The new technology is called ovo-sexing and will determine the sex of the chicken while they are still an embryo. Instead of hatching and then being killed, the eggs will instead be used in the egg supply chain for use in vaccinations or pet food.
Referring to the decision as “historic” Coman-Hidy said:
“We are proud to have played such a pivotal role in doing away with this barbaric convention and to help pave the way to a more humane future. It is clear that chick culling will soon be a thing of the past in the United States.”
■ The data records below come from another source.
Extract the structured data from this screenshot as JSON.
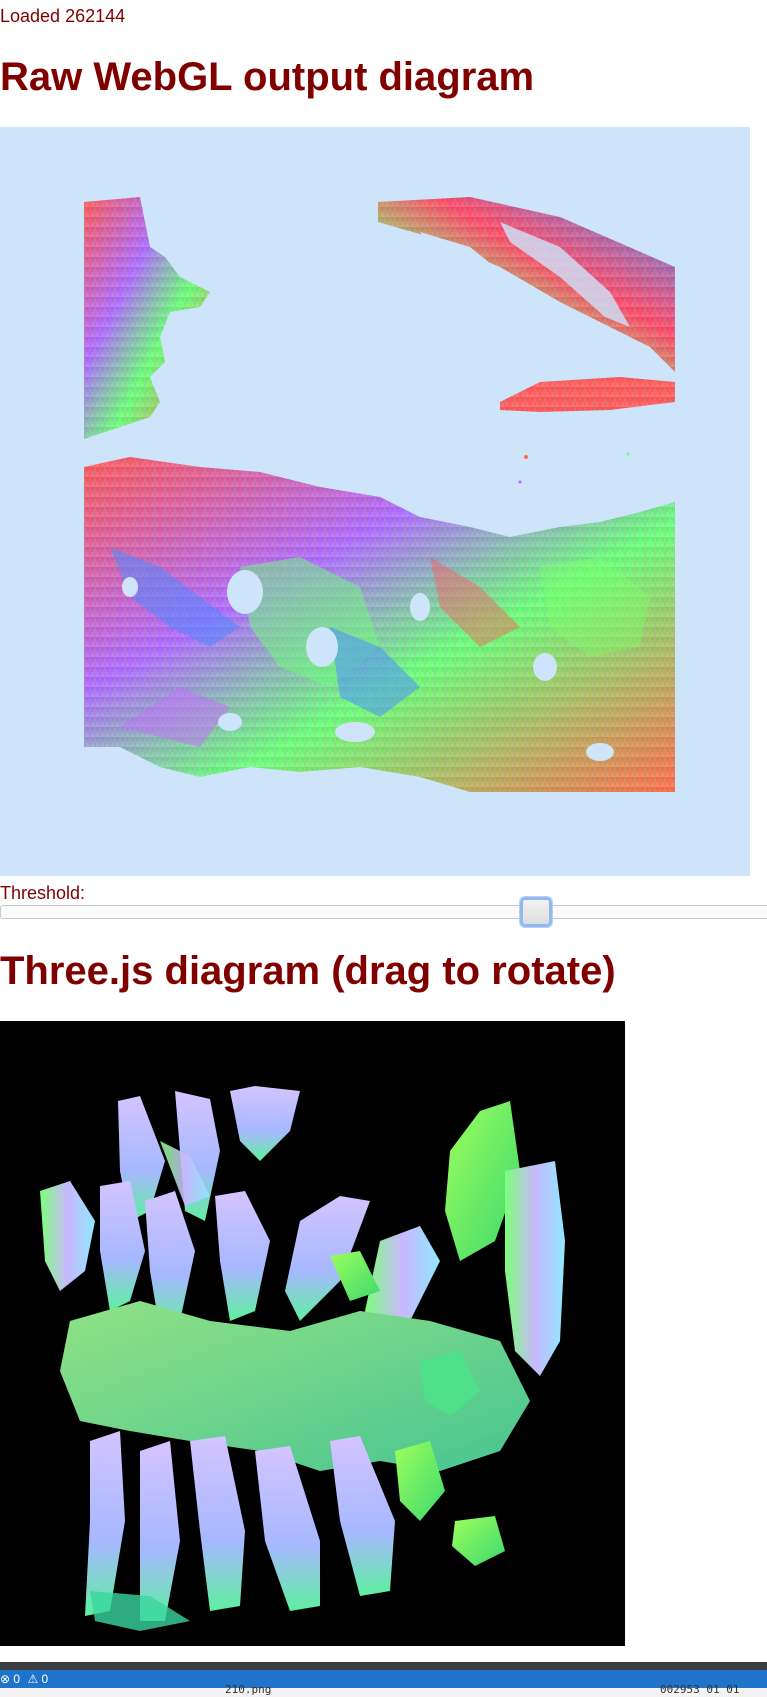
{
  "status": {
    "loaded_text": "Loaded 262144"
  },
  "raw_section": {
    "title": "Raw WebGL output diagram",
    "canvas_background": "#cde4fb"
  },
  "threshold": {
    "label": "Threshold:",
    "value_fraction": 0.7
  },
  "three_section": {
    "title": "Three.js diagram (drag to rotate)",
    "canvas_background": "#000000"
  },
  "editor_status_bar": {
    "errors_icon": "error-circle-icon",
    "errors_count": "0",
    "warnings_icon": "warning-triangle-icon",
    "warnings_count": "0",
    "file_name": "210.png",
    "position_text": "002953 01 01",
    "accent_color": "#1f73c9"
  }
}
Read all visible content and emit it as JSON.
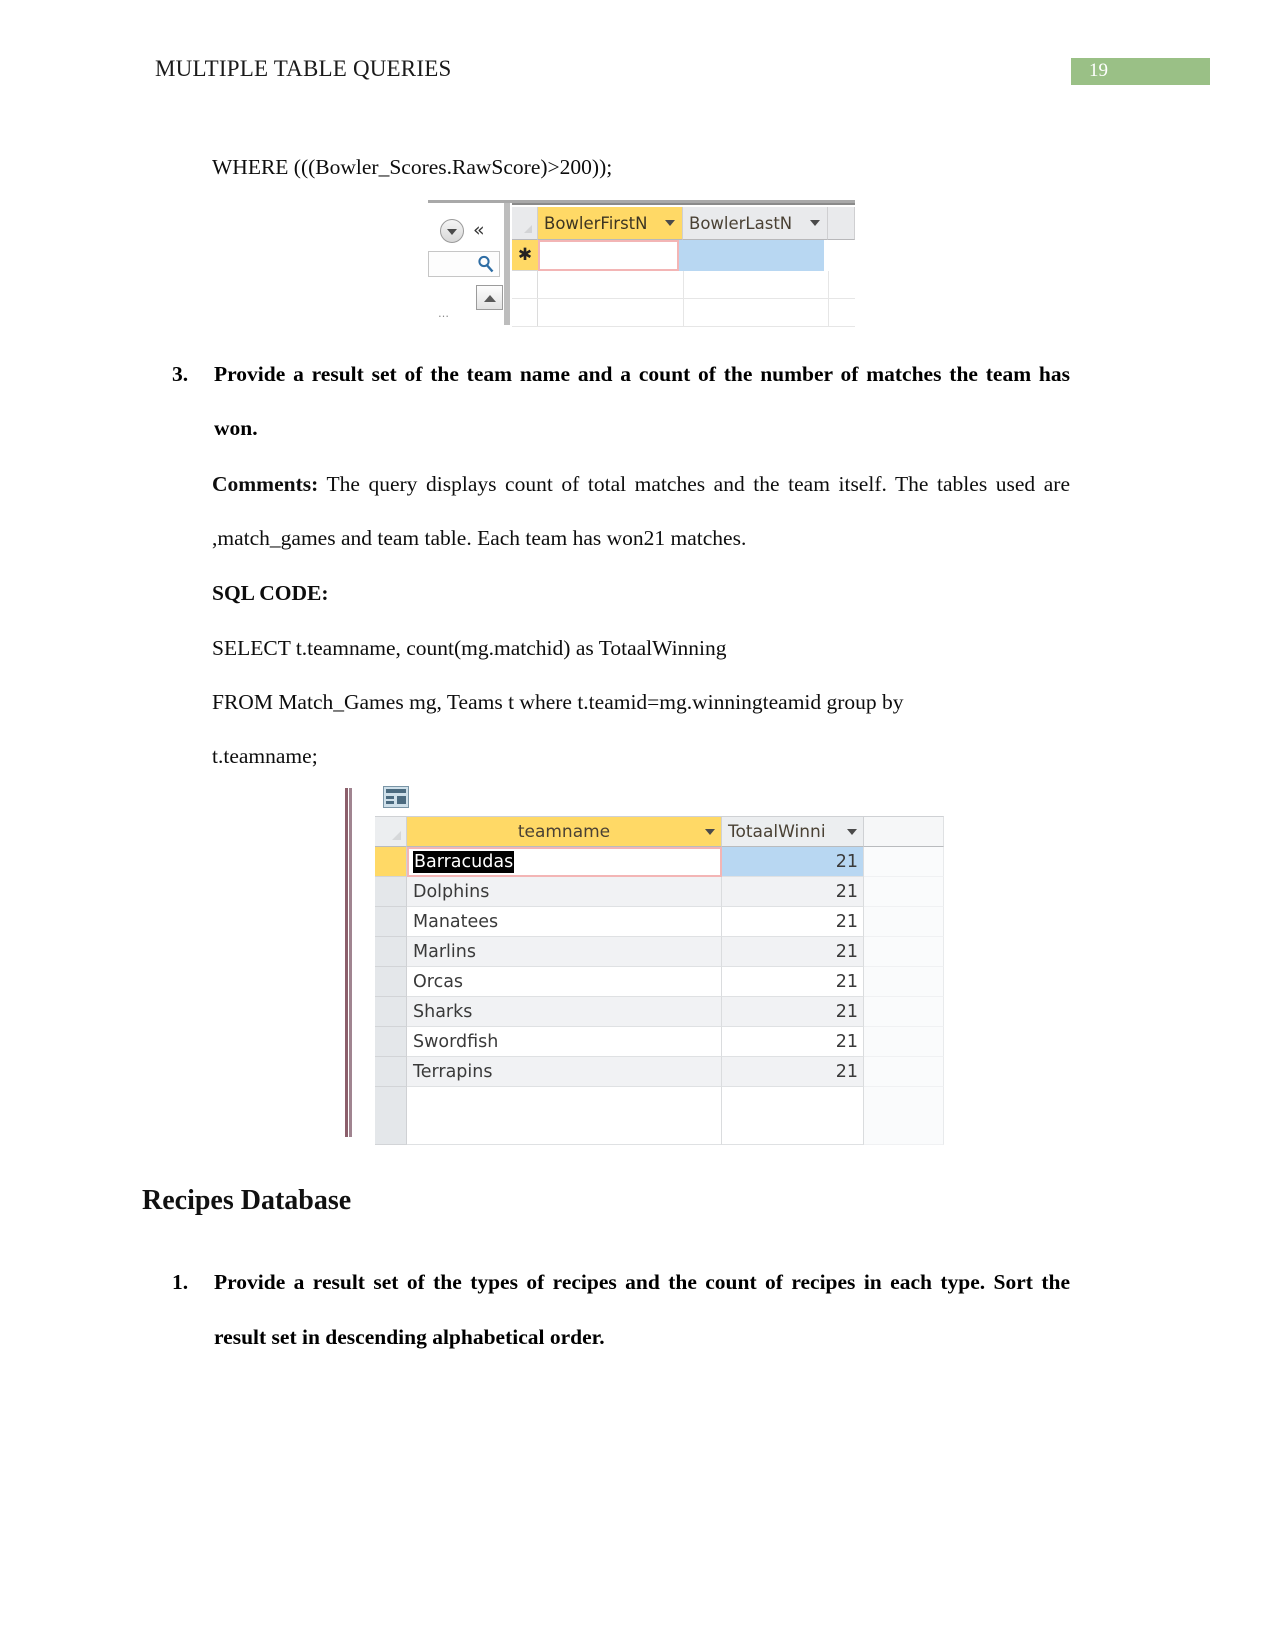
{
  "header": {
    "title": "MULTIPLE TABLE QUERIES",
    "page_number": "19",
    "accent_color": "#9ac086"
  },
  "body": {
    "where_line": "WHERE (((Bowler_Scores.RawScore)>200));",
    "item3": {
      "number": "3.",
      "text": "Provide a result set of the team name and a count of the number of matches the team has won."
    },
    "comments_label": "Comments:",
    "comments_text": " The query displays count of total matches and the team itself. The tables used are ,match_games and team table. Each team has won21 matches.",
    "sql_code_label": "SQL CODE:",
    "sql_line_1": "SELECT t.teamname, count(mg.matchid) as TotaalWinning",
    "sql_line_2": "FROM Match_Games mg, Teams t where t.teamid=mg.winningteamid group by",
    "sql_line_3": "t.teamname;",
    "section_heading": "Recipes Database",
    "item1": {
      "number": "1.",
      "text": "Provide a result set of the types of recipes and the count of recipes in each type. Sort the result set in descending alphabetical order."
    }
  },
  "screenshot_bowler": {
    "nav": {
      "dropdown_icon": "dropdown-circle-icon",
      "collapse_icon": "«",
      "search_icon": "search-icon",
      "up_icon": "up-arrow-icon",
      "dots": "…"
    },
    "columns": [
      {
        "label": "BowlerFirstN",
        "active": true
      },
      {
        "label": "BowlerLastN",
        "active": false
      }
    ],
    "new_row_marker": "✱"
  },
  "screenshot_results": {
    "icon": "datasheet-icon",
    "columns": [
      "teamname",
      "TotaalWinni"
    ],
    "rows": [
      {
        "teamname": "Barracudas",
        "count": "21",
        "current": true
      },
      {
        "teamname": "Dolphins",
        "count": "21",
        "current": false
      },
      {
        "teamname": "Manatees",
        "count": "21",
        "current": false
      },
      {
        "teamname": "Marlins",
        "count": "21",
        "current": false
      },
      {
        "teamname": "Orcas",
        "count": "21",
        "current": false
      },
      {
        "teamname": "Sharks",
        "count": "21",
        "current": false
      },
      {
        "teamname": "Swordfish",
        "count": "21",
        "current": false
      },
      {
        "teamname": "Terrapins",
        "count": "21",
        "current": false
      }
    ]
  }
}
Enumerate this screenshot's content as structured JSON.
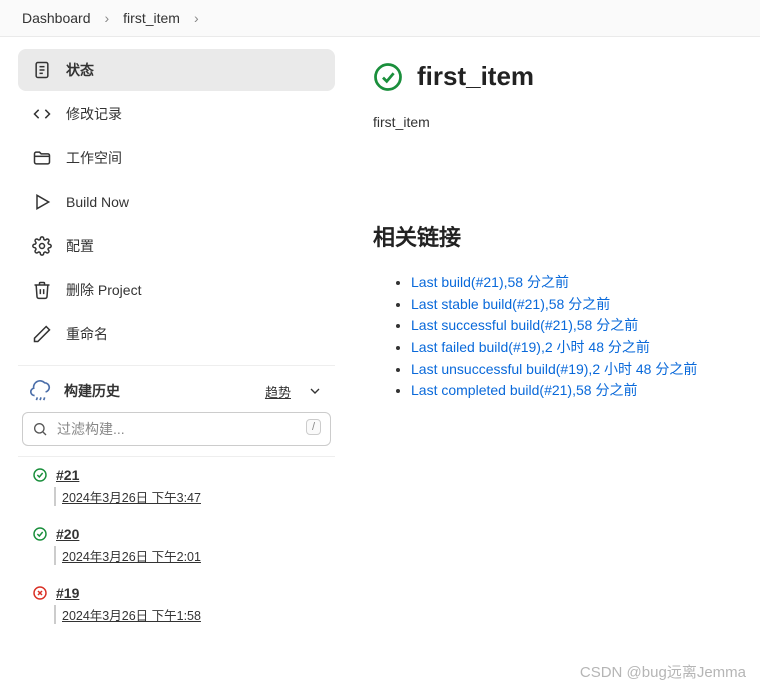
{
  "breadcrumb": [
    {
      "label": "Dashboard"
    },
    {
      "label": "first_item"
    }
  ],
  "sidebar": {
    "items": [
      {
        "label": "状态",
        "icon": "status"
      },
      {
        "label": "修改记录",
        "icon": "changes"
      },
      {
        "label": "工作空间",
        "icon": "workspace"
      },
      {
        "label": "Build Now",
        "icon": "play"
      },
      {
        "label": "配置",
        "icon": "gear"
      },
      {
        "label": "删除 Project",
        "icon": "trash"
      },
      {
        "label": "重命名",
        "icon": "pencil"
      }
    ]
  },
  "history": {
    "title": "构建历史",
    "trend_label": "趋势",
    "search_placeholder": "过滤构建...",
    "builds": [
      {
        "num": "#21",
        "date": "2024年3月26日 下午3:47",
        "status": "success"
      },
      {
        "num": "#20",
        "date": "2024年3月26日 下午2:01",
        "status": "success"
      },
      {
        "num": "#19",
        "date": "2024年3月26日 下午1:58",
        "status": "failed"
      }
    ]
  },
  "main": {
    "title": "first_item",
    "desc": "first_item",
    "links_heading": "相关链接",
    "links": [
      "Last build(#21),58 分之前",
      "Last stable build(#21),58 分之前",
      "Last successful build(#21),58 分之前",
      "Last failed build(#19),2 小时 48 分之前",
      "Last unsuccessful build(#19),2 小时 48 分之前",
      "Last completed build(#21),58 分之前"
    ]
  },
  "watermark": "CSDN @bug远离Jemma"
}
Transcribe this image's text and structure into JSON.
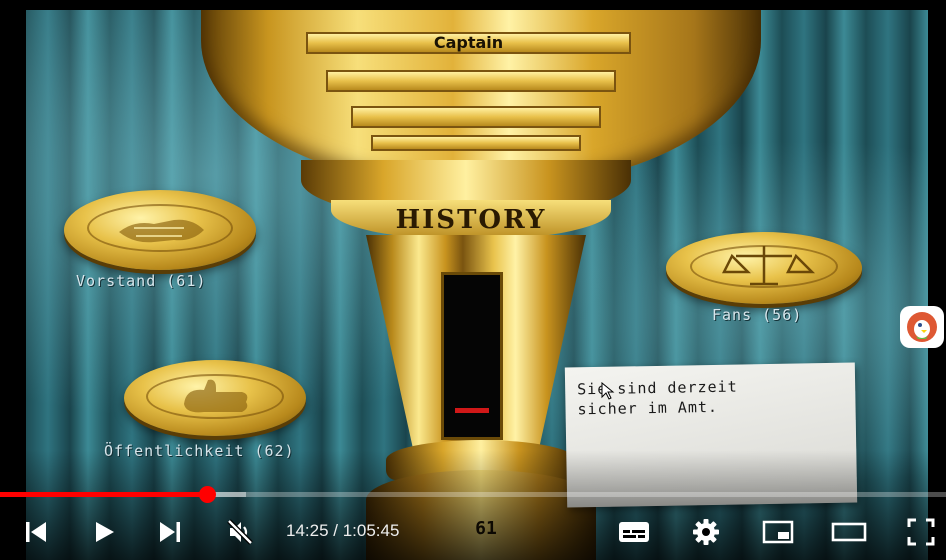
{
  "video": {
    "trophy_plaque_text": "Captain",
    "trophy_band_text": "HISTORY",
    "trophy_score": "61",
    "labels": {
      "board": "Vorstand (61)",
      "public": "Öffentlichkeit (62)",
      "fans": "Fans (56)"
    },
    "note_line1": "Sie sind derzeit",
    "note_line2": "sicher im Amt."
  },
  "player": {
    "time_display": "14:25 / 1:05:45",
    "progress_fraction": 0.219,
    "buffered_fraction": 0.26,
    "accent_color": "#ff0000",
    "icons": [
      "previous-icon",
      "play-icon",
      "next-icon",
      "mute-icon",
      "subtitles-icon",
      "settings-icon",
      "miniplayer-icon",
      "theater-icon",
      "fullscreen-icon"
    ]
  },
  "extension": {
    "icon": "duckduckgo-icon"
  }
}
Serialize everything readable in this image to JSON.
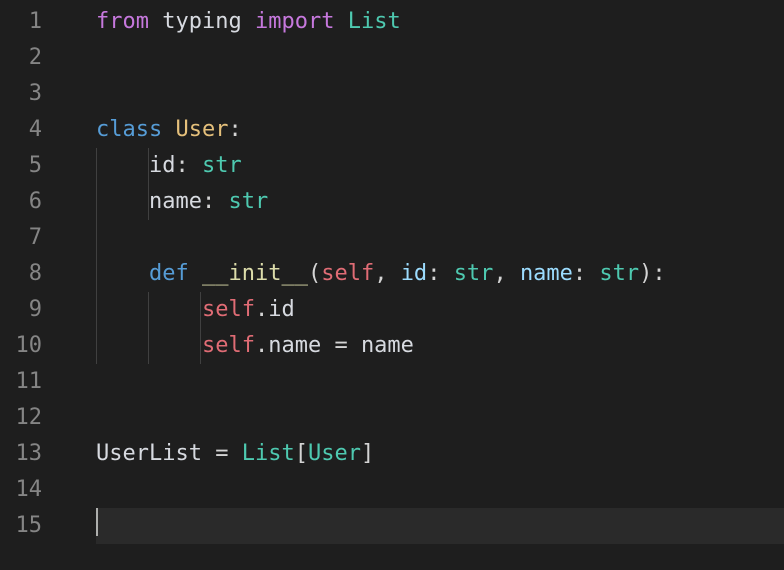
{
  "editor": {
    "line_count": 15,
    "cursor_line": 15,
    "lines": {
      "l1": {
        "from": "from",
        "sp1": " ",
        "mod": "typing",
        "sp2": " ",
        "import": "import",
        "sp3": " ",
        "what": "List"
      },
      "l4": {
        "kw": "class",
        "sp": " ",
        "name": "User",
        "colon": ":"
      },
      "l5": {
        "field": "id",
        "colon": ":",
        "sp": " ",
        "type": "str"
      },
      "l6": {
        "field": "name",
        "colon": ":",
        "sp": " ",
        "type": "str"
      },
      "l8": {
        "kw": "def",
        "sp": " ",
        "fn": "__init__",
        "lp": "(",
        "self": "self",
        "c1": ",",
        "sp2": " ",
        "p1": "id",
        "pc1": ":",
        "psp1": " ",
        "pt1": "str",
        "c2": ",",
        "sp3": " ",
        "p2": "name",
        "pc2": ":",
        "psp2": " ",
        "pt2": "str",
        "rp": ")",
        "colon": ":"
      },
      "l9": {
        "self": "self",
        "dot": ".",
        "prop": "id"
      },
      "l10": {
        "self": "self",
        "dot": ".",
        "prop": "name",
        "sp1": " ",
        "eq": "=",
        "sp2": " ",
        "val": "name"
      },
      "l13": {
        "name": "UserList",
        "sp1": " ",
        "eq": "=",
        "sp2": " ",
        "list": "List",
        "lb": "[",
        "inner": "User",
        "rb": "]"
      }
    }
  }
}
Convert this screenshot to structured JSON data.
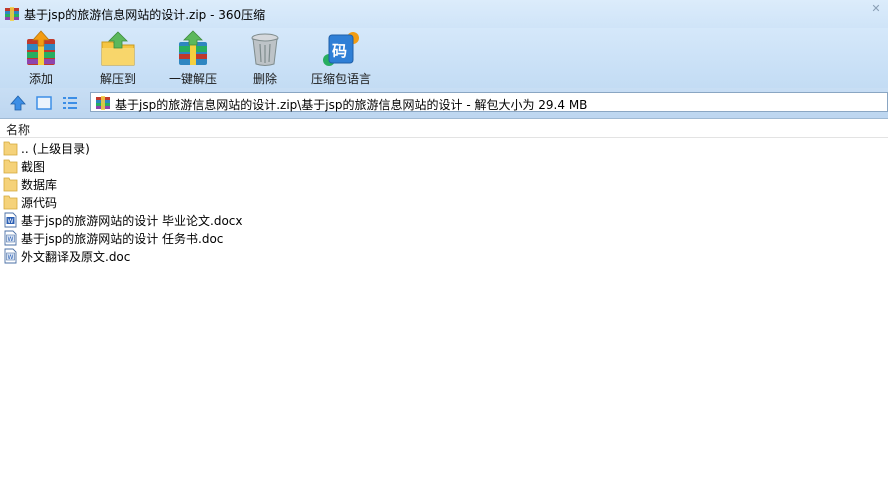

But while this will save millions of chicken lives, it’s just the first step in a very long road. Surviving hens still live miserable lives, trapped in cages so small the animals can barely move. “Cage-free” eggs are starting to become a thing, but most people are still unaware of this, or don’t care enough to start supporting the change. Coman-Hidy is optimistic, though.
“It’s an indicator that society is coming to recognize that farmed animals have lives, they feel pain and that they matter,” he said.